Police urge Americans to use non-emergency services to call in social distancing violations
UPDATED 11:10 AM PT — Sunday, May 31, 2020
Police departments are urging Americans not to call 911 to report social distancing violations. According to multiple offices across the country, the calls tie up emergency response services.
Counties have reported higher numbers of calls asking for police to break up groups, which takes away resources from more immediate emergency incidents.
“People are upset: they see someone playing volleyball, they see a group within less than six feet and they’re calling our 911 number. Please don’t do that. If somebody is violating the county commission rules or the governor’s rules, it’s important and we should know about it. We will come out and we will take care of it, but it is not an emergency. It is not a 911 call.”
– Sheriff William Snyder, Martin County Sheriff’s Office
Police have advised those who are concerned about proper social distancing to call state and regional health departments, as well as non-emergency lines.
Meanwhile, state authorities have said they aren’t as pressed about penalizing those who fail to comply with stay-at-home orders.
Police officers have expressed they would rather educate individuals and encourage them to voluntarily follow directions. Additionally, authorities claimed they are not equipped to handle so many non-emergency situations.
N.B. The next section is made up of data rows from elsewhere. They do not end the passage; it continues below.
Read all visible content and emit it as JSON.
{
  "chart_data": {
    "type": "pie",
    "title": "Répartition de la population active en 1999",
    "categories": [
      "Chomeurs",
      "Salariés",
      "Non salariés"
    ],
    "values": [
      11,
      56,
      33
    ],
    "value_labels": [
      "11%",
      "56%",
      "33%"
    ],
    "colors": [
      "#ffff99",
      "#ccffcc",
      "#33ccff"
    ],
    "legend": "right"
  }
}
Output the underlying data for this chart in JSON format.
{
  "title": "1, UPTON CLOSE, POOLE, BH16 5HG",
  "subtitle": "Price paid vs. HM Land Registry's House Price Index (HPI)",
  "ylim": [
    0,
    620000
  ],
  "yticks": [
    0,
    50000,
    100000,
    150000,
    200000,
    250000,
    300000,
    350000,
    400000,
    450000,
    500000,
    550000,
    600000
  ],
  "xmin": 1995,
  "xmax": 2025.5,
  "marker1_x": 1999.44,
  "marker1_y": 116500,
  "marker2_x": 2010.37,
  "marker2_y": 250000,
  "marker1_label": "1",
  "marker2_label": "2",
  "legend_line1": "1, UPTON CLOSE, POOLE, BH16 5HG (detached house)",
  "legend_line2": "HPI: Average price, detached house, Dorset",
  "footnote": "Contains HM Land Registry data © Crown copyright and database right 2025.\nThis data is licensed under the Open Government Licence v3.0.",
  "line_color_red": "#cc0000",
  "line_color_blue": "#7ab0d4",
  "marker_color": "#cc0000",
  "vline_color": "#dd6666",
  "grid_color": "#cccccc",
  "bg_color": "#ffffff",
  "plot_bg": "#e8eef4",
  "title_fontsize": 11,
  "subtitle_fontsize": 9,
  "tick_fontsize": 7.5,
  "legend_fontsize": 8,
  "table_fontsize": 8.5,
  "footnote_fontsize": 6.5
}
“It’s very similar to, I would say, driving: everybody thinks they’re an exceptional driver, and there are a lot of really bad drivers out there,” explained Portland Police Lieutenant Tina Jones. “Some people would love for us to go out and issue citations to every single person who is violating every single rule of the road, and that’s just not ever going to happen.”
In the meantime, departments have asked people who see others not social distancing to educate their neighbors instead of relying on law enforcement.